I reached the base village by 10:26 am. I enquired for a place from where I could have lunch after the trek got over at the first visible settlement itself. I found one and told the lady to prepare a meal for me in an hour or so. I then started the actual trek to the top. I reached the top by 11:05 am. The Main Entrance still retains all its grandeur. I went around the pinnacle and found the lone cannon. Then I retraced back my steps and had darshan of ‘Bhairoba’. Further ahead there is a huge cave. As there was light coming inside the cave I decided it safe to venture inside a little bit. I could see some nicely carved figurines of dancers on the two pillars. There are two more chambers inside, but as they were too dark and I didn’t have a torch I just peeked inside and returned. I returned back and after passing the Bhairoba Mandir I noticed step leading to the topmost point. These are unique steps in the sense that they look so different from normal steps. I however skipped going to the top and returned back.

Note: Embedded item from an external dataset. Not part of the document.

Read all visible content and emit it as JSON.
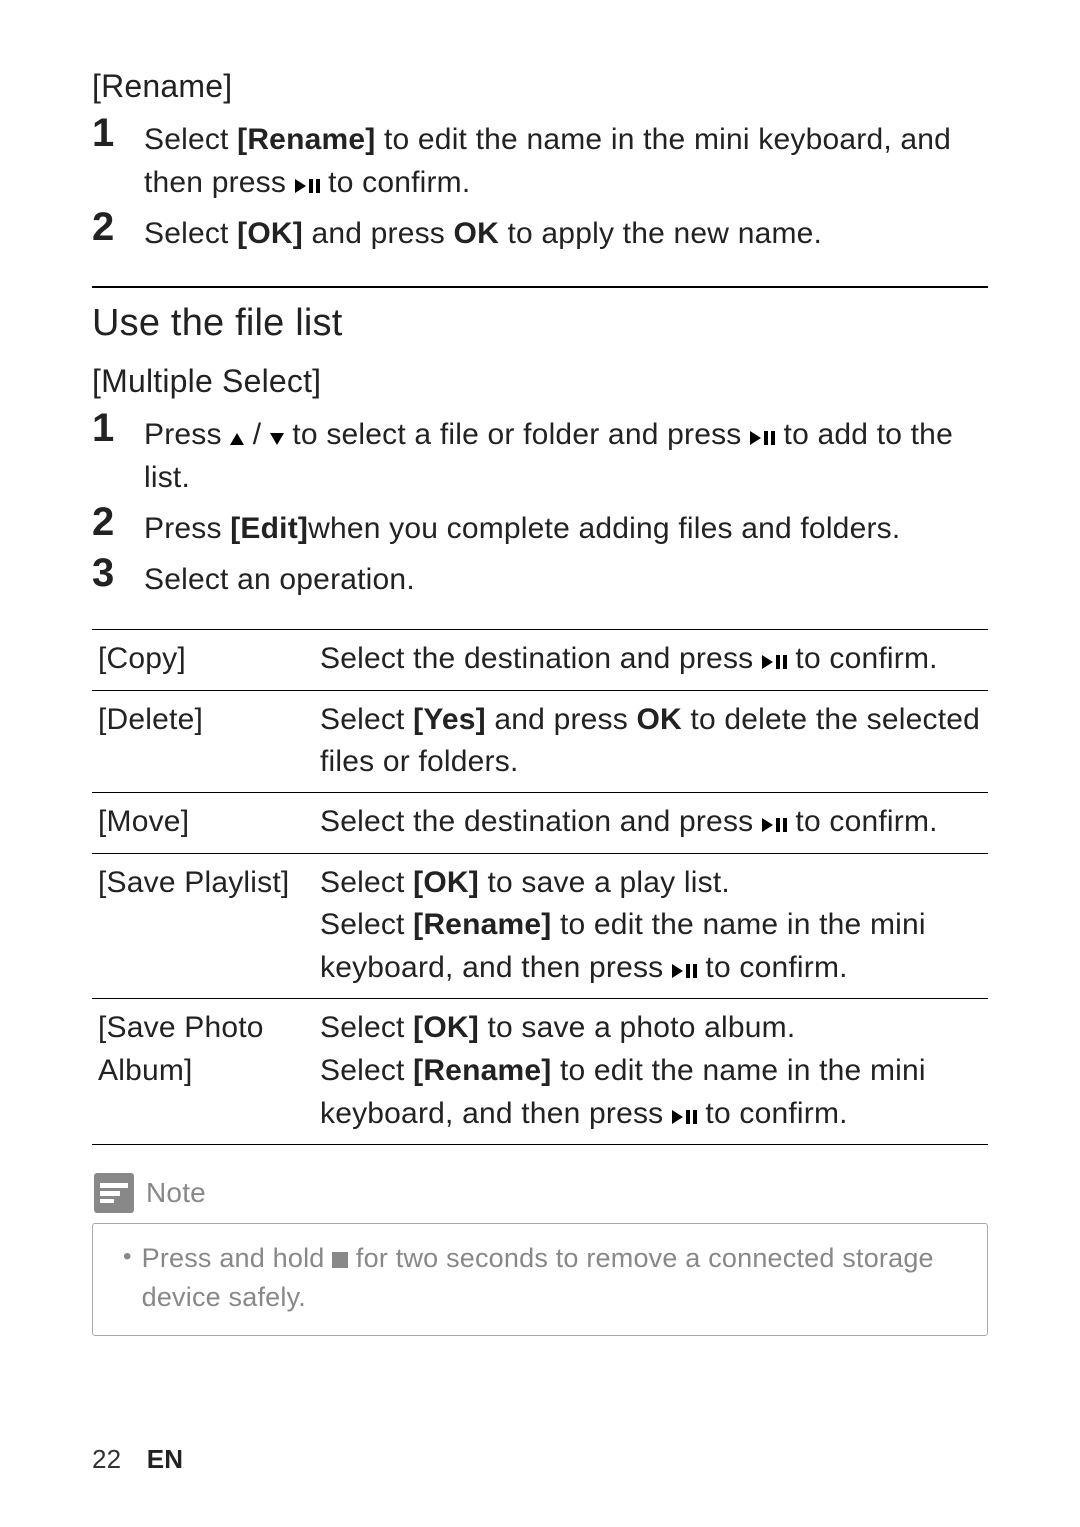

There is an underground water source which I also skipped as I was feeling a little bit hungry. I began my trek downwards. I must have covered a quarter of the distance till Peth, when I found a group of four middle aged trekkers resting. They enquired if someone was there on the top or was I making a solo trek. I told them I was indeed on a solo trek. They mentioned that they were on a 4 day trek from Bhimashankar to Rajmachi. They had started trekking Bhimashankar on Friday followed by Padargad the next day and were climbing Kothaligad today and intended to reach Rajmachi base by the night. I wished them luck and started my trek downwards.

It was a loss of some 10-15 minutes there but I did get to know which mountain ranges were the Bhimshankar, and where was the Padargad and also that just some 1.5 km from Ambivali were the lesser known ‘Pandav Leni’ and a talao. By around 12:20 pm I reached Peth and found the lady awaiting me. It was a very heavy lunch. She mentioned that all the preparations were from their cultivation itself. They kept whatever was needed by them and sold of the rest. Lunch over I took leave of the lady. It was 1:05 pm when I started trekking downwards.

By around 2:15 pm I reached Ambivali. I enquired for some ‘Khava’ from a shop near the bus stand. I had heard that Milk and ‘Khava’ are very famous items here. I purchased ½ a kilo of it and got back on the road so as to catch a Vikram. I thought I might as well give the ‘Pandav Leni’ a visit and started walking towards Jambrukh. However midway through I shelved my plans on seeing a Vikram approaching and got into it. It took us to Kashele in half an hour’s time. From there I caught another Vikram going to Karjat and reached the station by 3:30 pm, just in the nick of time to catch the local. I reached home by 5pm.

Reaching there:

Karjat is on the central line. Some one hour from Kalyan. From Karjat there is an 8:30 am ST (I think there is only one bus going towards Ambivali) till Ambivali. Bus fare up to Ambivali is 23 Rs.
The return bus is at 5pm from Ambivali. Vikram’s fare comes out the same as the Bus fares.

From Ambivali one has to walk along the mud path.

When to visit:
Monsoons

Important information:

One can keep the rucksacks, bags etc at the Peth village. Do remember to inform the villager to prepare food for you if you aren’t carrying anything along with you. Khava and milk are very famous items here. Khava is cheaper at Peth village. So ask for the same as soon as you sight any villager.